ザック・スナイダーカット/ジャスティス・リーグ
映画「ジャスティス・リーグ」の監督ザック・スナイダーカット版ブルーレイが発売されました。いわゆるディレクターカット版というもので、例えば、リドリー・スコット監督の「ブレードランナー」などは違うラストで何種類も発売されているので有名ですが、このブルーレイは少し違います。なにしろ、オリジナルの劇場公開版が120分に対して、なんと240分、つまり4時間超もあるのです。
聞くところによると、劇場で公開されたオリジナル版は評判も興行も悪く、ファンを中心にザック・スナイダー監督の当初に企画した内容に改変するよう働きかける運動があったようです。もともと、スナイダー監督は熱烈なコミックファンであり、そうした思いがコミックファンとの連携となったようで、今回、かなりな追加撮影も行って、上映時間4時間の作品が出来上がったそうです。
しかも、ブルーレイの発売にあたってアマゾンが特別仕様で売り出したおかげで、予約受付と同時にすべて売り切れ、転売屋が何倍ものプレミア価格でアマゾンの中古売場で転売するという事態を引き起こしました。当時は、買えなかったファン達の発売元のワーナーへの怨嗟の声がアマゾンのレビューに掲載されていました。劇場公開版を気に入っている私(当ブログ2017.11.26参照)としても、当然、品切れの中なんとかゲットしようと、楽天市場などを探し回ったあげく、やっと初回仕様のブルーレイセットを”定価”で予約したものでした。その時は、こんな変則的な作品なので発売予定数が抑えられているのかとも思っていましたが、販売直前になって、”通常版”がアマゾンでお安く発売されたのには呆れると同時に怒りが湧いていますが、これはまた別の話です・・か。
さて、このような経緯があった作品ですが、観て驚きました。まず、画面が監督の意向によりスタンダード版なのです。つまり、ワイドテレビでは、左右に黒枠が出ます。

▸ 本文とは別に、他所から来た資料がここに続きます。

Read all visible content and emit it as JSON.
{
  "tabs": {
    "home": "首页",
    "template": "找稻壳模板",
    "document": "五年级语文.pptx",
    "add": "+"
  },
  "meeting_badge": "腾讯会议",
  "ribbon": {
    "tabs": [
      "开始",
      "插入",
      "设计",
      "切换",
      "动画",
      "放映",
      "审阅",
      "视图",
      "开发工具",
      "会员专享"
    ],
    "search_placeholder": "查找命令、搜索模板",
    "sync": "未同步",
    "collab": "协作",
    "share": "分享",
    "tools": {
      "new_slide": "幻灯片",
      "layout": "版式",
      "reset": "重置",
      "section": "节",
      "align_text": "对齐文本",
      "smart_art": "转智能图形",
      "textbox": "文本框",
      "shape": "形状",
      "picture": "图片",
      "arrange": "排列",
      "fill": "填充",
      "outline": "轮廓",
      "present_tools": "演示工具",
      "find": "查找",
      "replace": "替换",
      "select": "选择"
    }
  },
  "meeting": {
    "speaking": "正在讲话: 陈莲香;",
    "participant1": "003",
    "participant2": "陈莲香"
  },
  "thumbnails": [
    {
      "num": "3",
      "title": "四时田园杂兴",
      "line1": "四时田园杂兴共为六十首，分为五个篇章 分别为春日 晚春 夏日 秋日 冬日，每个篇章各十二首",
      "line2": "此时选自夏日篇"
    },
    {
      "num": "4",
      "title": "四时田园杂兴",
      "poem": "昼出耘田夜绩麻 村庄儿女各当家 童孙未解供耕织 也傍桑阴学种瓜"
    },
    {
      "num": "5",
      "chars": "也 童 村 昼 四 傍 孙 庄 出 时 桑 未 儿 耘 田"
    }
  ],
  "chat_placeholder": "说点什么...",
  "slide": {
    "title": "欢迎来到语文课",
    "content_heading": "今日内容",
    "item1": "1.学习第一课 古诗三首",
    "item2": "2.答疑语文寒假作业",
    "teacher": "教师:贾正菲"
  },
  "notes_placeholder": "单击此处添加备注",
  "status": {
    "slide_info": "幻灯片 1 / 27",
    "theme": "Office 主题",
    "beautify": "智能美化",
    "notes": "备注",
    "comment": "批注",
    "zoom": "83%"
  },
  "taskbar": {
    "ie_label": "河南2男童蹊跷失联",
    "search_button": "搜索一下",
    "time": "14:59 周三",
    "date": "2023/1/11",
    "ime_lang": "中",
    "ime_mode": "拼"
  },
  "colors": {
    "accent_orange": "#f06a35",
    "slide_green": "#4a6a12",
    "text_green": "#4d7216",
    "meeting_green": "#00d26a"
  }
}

しかも、極端にカラーの彩度を低くしているので、まるでモノクロ画質です。つまり、一見すると、クラシック映画のようです。スーパーマンたちの超人が活躍する娯楽活劇なのに、なんとも暗いムードです。冒頭のワンダーウーマンの活躍が文字通り色あせて見えます。これはイケません。色を抜きすぎて、まるで古いアルバムを眺めるような気さえします。
加えて、4時間という長時間のせいか、サイレント映画のような”章立て”なのです。しかも、2時間の追加分はほとんどが細かな説明的な内容であり、あまつさえ意味不明な夢のシーンも多く挿入されています。オリジナルの作品では、実に要領よく超人たちを紹介していた物語が、どうでもいいようなエピソードが挿入されたせいで、なんとも中途半端なテンポになってしまいました。アマチュアが作った個人的な映画のようだといったら、失礼ですよねえ。わざわざ、マーベルに対抗したかのようなラスボスなどを追加することはないのです。
しいて良かった点を言えば、悪役のステップウルフのデザインが各段に改善されたこと、ロシアの原発跡地の住民エピソードをカットしたこと、エンドロール後のスーパーマンとフラッシュの速度競争などがカットされたことは喜ばしいのですが、それ以外は、何故、こんな長い作品を作る必要があったのか、理解できません。私としては、上記の点以外は元の劇場公開版に軍配を上げます。これは決して、アマゾンやワーナーの”商売”に騙されたと怒っているわけではありませんので誤解のないように願います。でも、ホントなら、映像配信でレンタルしてから購入を判断したらよかったぐらいは後悔しています。
ちなみに、改めて劇場公開版を観ましたが、つまらないギャグが少し鼻に突きますが、やっぱり色鮮やか(マーベルよりは随分暗い色調ですが)な方が娯楽活劇としては楽しめました。